Description
Taboon bread recipe is a Palestinian flatbread traditionally baked in a clay oven. Taboon is a delicious bread with an earthy soft and chewy texture.
Taboon bread consists of simple bread ingredients, flour, salt, yeast, and water which is very similar to regular flat Arabic bread but what distinguishes it, is that taboon includes wheat flour and doesn't include the hollow pocket in the middle due to its dimples and distinct earthy flavor.
Ingredients
Scale
- 3 cups all-purpose while
- 1 cup whole wheat flour
- 1 1/2 teaspoon sea salt (use up to 3 teaspoon only if triple this recipe)

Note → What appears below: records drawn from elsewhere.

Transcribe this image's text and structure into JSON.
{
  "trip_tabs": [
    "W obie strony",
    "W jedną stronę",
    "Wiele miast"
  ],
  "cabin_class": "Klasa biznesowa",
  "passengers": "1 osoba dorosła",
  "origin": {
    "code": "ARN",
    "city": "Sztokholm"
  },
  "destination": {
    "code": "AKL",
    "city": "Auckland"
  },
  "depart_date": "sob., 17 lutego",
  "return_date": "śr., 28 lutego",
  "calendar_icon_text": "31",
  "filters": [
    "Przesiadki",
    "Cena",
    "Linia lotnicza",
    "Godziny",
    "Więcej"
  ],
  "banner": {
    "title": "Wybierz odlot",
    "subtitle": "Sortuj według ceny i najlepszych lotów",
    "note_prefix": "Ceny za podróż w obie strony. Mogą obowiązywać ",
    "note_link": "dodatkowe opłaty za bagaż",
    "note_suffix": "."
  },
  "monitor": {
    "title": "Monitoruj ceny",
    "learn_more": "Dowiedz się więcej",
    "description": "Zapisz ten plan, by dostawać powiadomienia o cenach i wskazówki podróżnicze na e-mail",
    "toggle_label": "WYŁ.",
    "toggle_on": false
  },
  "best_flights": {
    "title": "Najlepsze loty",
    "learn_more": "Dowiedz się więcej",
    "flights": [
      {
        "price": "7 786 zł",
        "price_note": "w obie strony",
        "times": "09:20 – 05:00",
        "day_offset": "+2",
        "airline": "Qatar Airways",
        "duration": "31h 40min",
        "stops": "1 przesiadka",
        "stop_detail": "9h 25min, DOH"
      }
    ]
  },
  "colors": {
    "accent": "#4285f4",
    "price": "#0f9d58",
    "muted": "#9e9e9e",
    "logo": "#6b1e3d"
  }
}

- 1 tablespoon yeast (use one 1 tablespoon only with double or triple this recipe)
- 1 teaspoon sugar (use one 1 teaspoon only with double or triple this recipe)
- 1 1/2 cup warm water
- 2 tablespoons extra virgin olive oil
Instructions
Making the Dough
- In a small bowl, mix yeast and sugar with ¼ cup of lukewarm water. Combine well together until yeast is fully dissolved.
- Let it sit for 5 minutes or until a foam appears on top which is an indication that yeast is activated.
- In a large mixing bowl, combine white, wheat flour, and salt. Make a space in the center and pour the yeast mixture and olive oil.
- Mix everything until a dough forms. If the dough is stiff add a bit more water, one tablespoon at a time, until it becomes soft and slightly sticky.
- Knead the dough on a floured surface for about 5-7 minutes, or until it is smooth and slightly sticky. Shape the dough into a large ball and place it in a lightly oiled bowl, cover it with a clean kitchen towel.
- Let the dough rest and rise in a warm place for 60-90 minutes, or until it has doubled in size.
- Once risen, cut the dough into 5 to 6 balls, and let it rest for another 30 minutes.
- Place one ball at a time on a floured surface, flatten, and stretch out with your hands or a rolling pin shaping a roughly 7-8 inch round.
Baking Taboon Bread
- Spread rocks in one even layer in a cast iron skillet, and set the skillet in the middle of the rack on a 500°F preheated oven.
- Carefully open the oven, using oven mitts pull out the rack halfway, carefully transfer the dough, and place it over the rocks.
- Bake each taboon for about 5 minutes or until bread is lightly golden on top, using kitchen tongs carefully lift the taboon from the skillet and if the bottom is not brown flip over and return until the other side is lightly golden, about 1 minute. Repeat the process until all taboon is baked.
Notes
- If not using rocks with your fingers tap on the flattened bread creating dimples, then place it directly in the cast iron skillet (this will give it a similar shape and prevent it from rising and creating a pocket).
- Let taboon bread fully cooled off covered with a clean towel before placing it in a zip bag for storage.
- First bake usually takes longer to turn slightly brown, as the oven turns warmer going forward, keep in mind the remainder may take less time.
- You can place the rocket on a baking sheet instead of a cast iron.
Tips on Preparing Rocks: using rocks is optional, but if you decide to use them here are a few helpful tips to keep in mind:
- Wash rocks with soap and warm water the day before using and let them fully dry before used for baking.
- When purchasing rocks make sure that they do not have any kind of coating on them.
- Re-rinse rocks with warm water after every few bakes to clean up any flour or dough residue.
- Heat the rocks in the preheated oven before placing each taboon bread, by placing them either on a cast iron skillet or a baking sheet.